Sajid, a Commerce graduate, bashfully admits that he had no idea what he was selling in the beginning. “I took up the job because my elder brother used to sell book. But I had no idea about the authors. I did not know Camus or Sartre. I had bought their books by chance and they sold like hot cakes.” Sajid also recollects, with endearing nonchalance, how he would pronounce the name of American writer William S Burroughs wrong. “I would call him Booroughs,” he says. The name now sits comfortably on his tongue.
Much has changed in the 11 years. The 40-year-old now not only knows how to pronounce authors’ names, but also what and how they write. And he credits the readers for it. “Whatever little I have learnt, I have learnt from the customers, even how to pronounce Burroughs.”
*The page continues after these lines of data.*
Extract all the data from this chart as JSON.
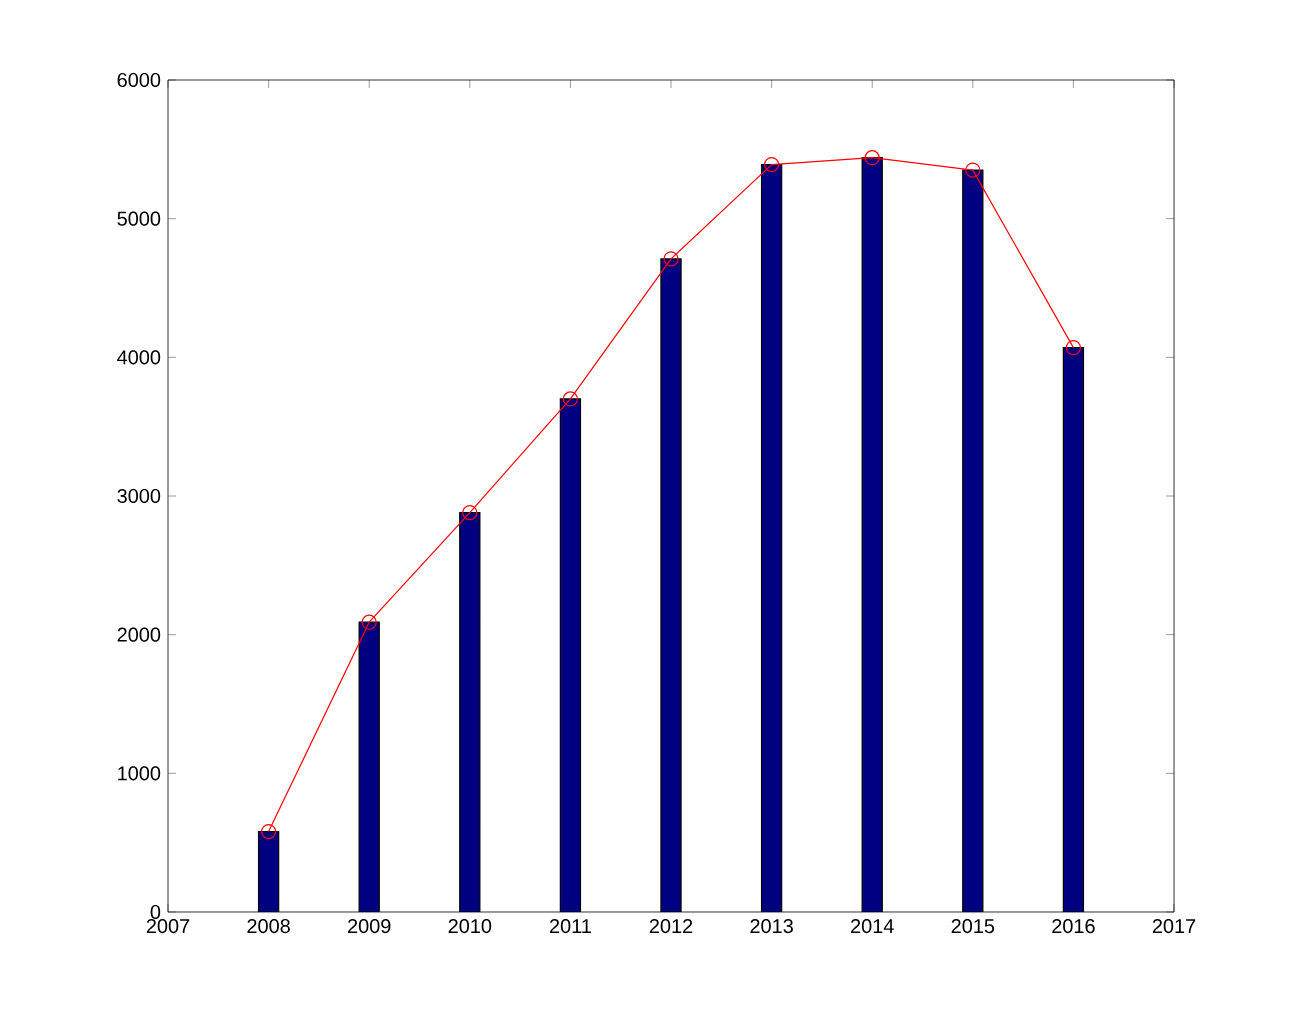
{
  "chart_data": {
    "type": "bar",
    "x": [
      2008,
      2009,
      2010,
      2011,
      2012,
      2013,
      2014,
      2015,
      2016
    ],
    "xlim": [
      2007,
      2017
    ],
    "xticks": [
      2007,
      2008,
      2009,
      2010,
      2011,
      2012,
      2013,
      2014,
      2015,
      2016,
      2017
    ],
    "ylim": [
      0,
      6000
    ],
    "yticks": [
      0,
      1000,
      2000,
      3000,
      4000,
      5000,
      6000
    ],
    "grid": false,
    "series": [
      {
        "color": "#000080",
        "values": [
          580,
          2090,
          2880,
          3700,
          4710,
          5390,
          5440,
          5350,
          4070
        ]
      },
      {
        "type": "line",
        "color": "#ff0000",
        "marker": "circle",
        "line_style": "solid",
        "values": [
          580,
          2090,
          2880,
          3700,
          4710,
          5390,
          5440,
          5350,
          4070
        ]
      }
    ]
  }
}
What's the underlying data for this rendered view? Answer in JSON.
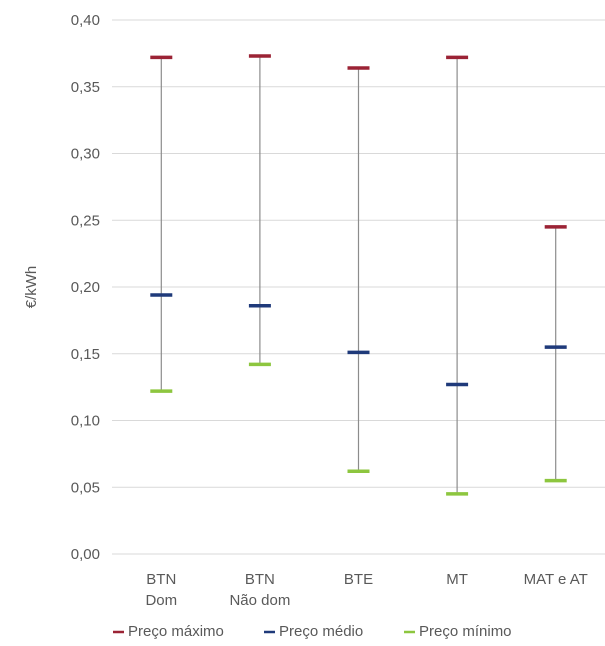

Mallick is of a similar opinion. The first one from his family to be in this business, Mallick remembers being scared when readers would come and ask for books by different authors. “I had gone to my mother and told her I will not be able to continue it,” he says. But there was a change of heart, soon. “I thought if others are doing it, some who are even less educated than me, then why not me?” he asks, rhetorically.
Sheikh Oheed, started helping his uncle sell books at College Street 40 years ago. While selling Haruki Murakami’s Kafka on the Shore to a young girl on a Tuesday evening, Oheed shares how difficult it used to be for him to understand which authors the readers were talking about, or what books they wanted. “Several times I sold a book for much less than I should have.”
Not understanding the reader’s choice is no longer a problem now. “I have learnt on the job.”
Returning the favour
In College Street, nobody really takes a favour without returning one. Readers, who have benefited much from buying books from the stalls, have also, more often than not, contributed to the collection by selling some of their old books. A book by James Baldwin has been traded for a work by Barnes many a times. In an almost similar way, booksellers, who have gained much from the wisdom of the readers, do not hesitate in doling out advices, if and when need be.
Sajid might not be much of a reader, but that does not stop him from suggesting books to some of those who stop by at his stall.
“A couple of years back, very few people used to read James Patterson. If I sensed that they would enjoy his writing, I would recommend. I did the same for Lee Child and there have been so many who have come back and bought books by these authors regularly after that,” he says.
Mallick admits how often he goes out of his way to give students something other than the easily available Norton critical notes for their texts. “If everybody writes the same answer, how will they score more?” he asks, with much concern in his voice.
College Street changes your life
“College Street changed my life,” Bandopadhyay says, looking at Sajid with much gratitude.
College Street — trading in stories and almost contorting itself to make place for some more books — is more ancient than the people who visit here. It perhaps dates back further than most of the books sold here were written.
But the place seems not a day older than the booksellers who rehash and modulate their war cry every morning. Their greasy palms that they no longer mind, and the fatigued eyes that light up every time they see a book, make it seem like they co-existed with the place since its inception. They have aged with the place, braved storms together. They make the place that is College Street, as much as the place makes them who they are.